Crimes

Second couteau du nazisme remis à Allemagne

Les Etats-Unis ont expulsé mardi un ancien gardien de camp nazi d’origine polonaise. Pendant plus de dix ans, la République fédérale avait refusé d’accueillir le vieillard, faute de preuves suffisantes pour entamer contre lui un procès

Avec l’arrivée de Donald Trump au pouvoir, l’affaire était devenue l’un des nombreux points de friction opposant l’Allemagne et les Etats-Unis. Finalement, Berlin – invoquant sa «responsabilité morale» – a accueilli mardi Jakiw Palij, un ancien gardien du camp de concentration et de travail de Trawniki, dans lequel ont été assassinés 6000 Juifs le 3 novembre 1943. Selon les chasseurs de nazis, l’homme aurait également participé à la répression brutale du ghetto de Varsovie. Débarqué de l’avion sur une civière, il devrait finir ses jours dans une maison de retraite des environs de Münster.

Zèle et cruauté

Jakiw Palij, qui coulait des jours tranquilles aux Etats-Unis, où il a travaillé comme dessinateur industriel, a toujours nié les faits qui lui sont reprochés. Il reconnaît avoir travaillé pour les SS, mais assure que son rôle s’était borné à la surveillance de ponts et à des patrouilles le long des fleuves. Les historiens considèrent que les gardiens formés à Trawniki – 4000 à 5000 Polonais, Ukrainiens, Baltes et Allemands appartenant aux minorités germaniques de l’Union soviétique – affectés à la garde des camps de concentration à travers le Reich ont généralement fait preuve d’un zèle tout particulier et d’une grande cruauté dans leur travail.
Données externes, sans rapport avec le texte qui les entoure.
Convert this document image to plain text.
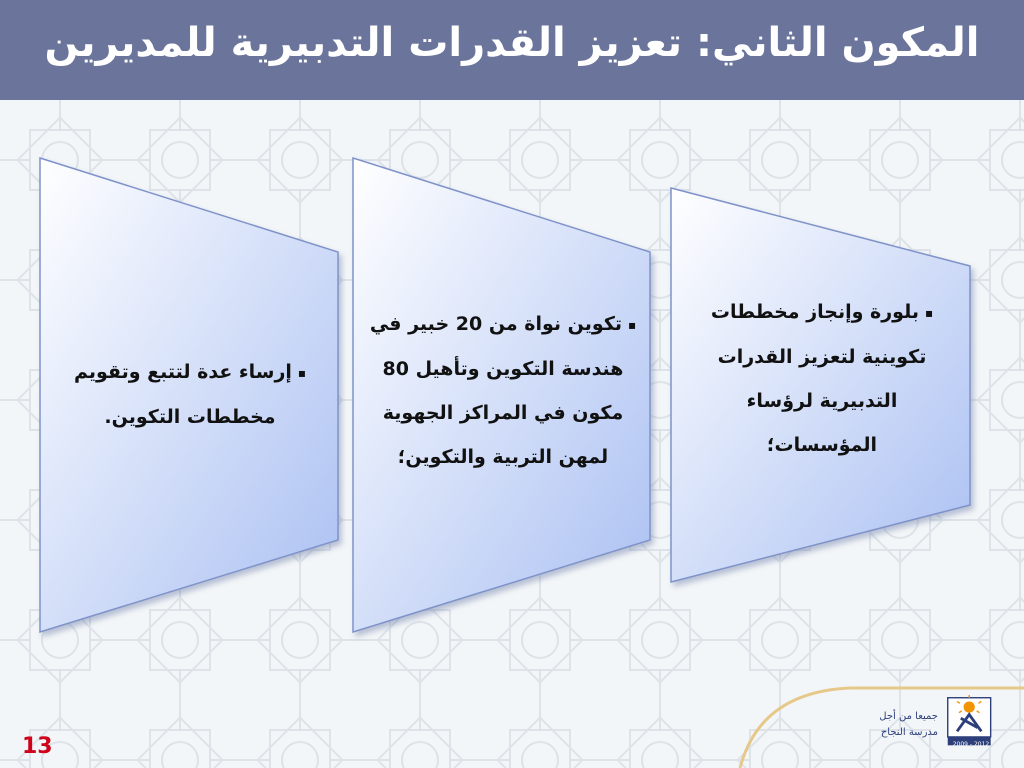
المكون الثاني: تعزيز القدرات التدبيرية للمديرين
▪بلورة وإنجاز مخططات
تكوينية لتعزيز القدرات
التدبيرية لرؤساء
المؤسسات؛
▪تكوين نواة من 20 خبير في
هندسة التكوين وتأهيل 80
مكون في المراكز الجهوية
لمهن التربية والتكوين؛
▪إرساء عدة لتتبع وتقويم
مخططات التكوين.
13
جميعا من أجل
مدرسة النجاح
2009 - 2012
Après la guerre, Jakiw Palij s’était glissé dans le flot des réfugiés en route pour les Etats-Unis, se présentant comme une victime du nazisme. Il obtient en 1957 la nationalité américaine. Mais rapidement, des doutes pèsent sur son rôle pendant la guerre. En 2003, il est finalement déchu de la nationalité américaine pour avoir menti lors de son arrivée dans le pays et Washington cherche à obtenir son extradition.

Tour à tour l’Ukraine (où se trouve aujourd’hui le camp de Trawniki) et la Pologne (son pays d’origine) refusent de l’accueillir. L’Allemagne invoque pendant plus de dix ans les faibles chances d’un procès faute de preuves suffisantes et le fait que l’homme n’a jamais été Allemand pour refuser à son tour de recevoir l’ancien gardien.

Trois conditions pour des poursuites

De fait, la justice allemande ne peut entamer de poursuites contre un ancien nazi qu’à trois conditions: que les faits reprochés se soient déroulés en Allemagne (Trawniki n’a jamais fait partie du Reich), qu’un citoyen allemand figure parmi les victimes (les preuves sont à ce sujet insuffisantes) ou que le suspect possède la nationalité allemande ou ait exercé une fonction de fonctionnaire allemand. En tant que gardien de camp, Jakiw Palij répond à ce dernier critère. Mais à la différence d’un autre «Trawniki» réfugié aux Etats-Unis, jugé et condamné en Allemagne en 2012, John Demjanjuk, les enquêteurs n’ont jamais retrouvé sa carte d’identité professionnelle, qui prouverait son affectation au camp.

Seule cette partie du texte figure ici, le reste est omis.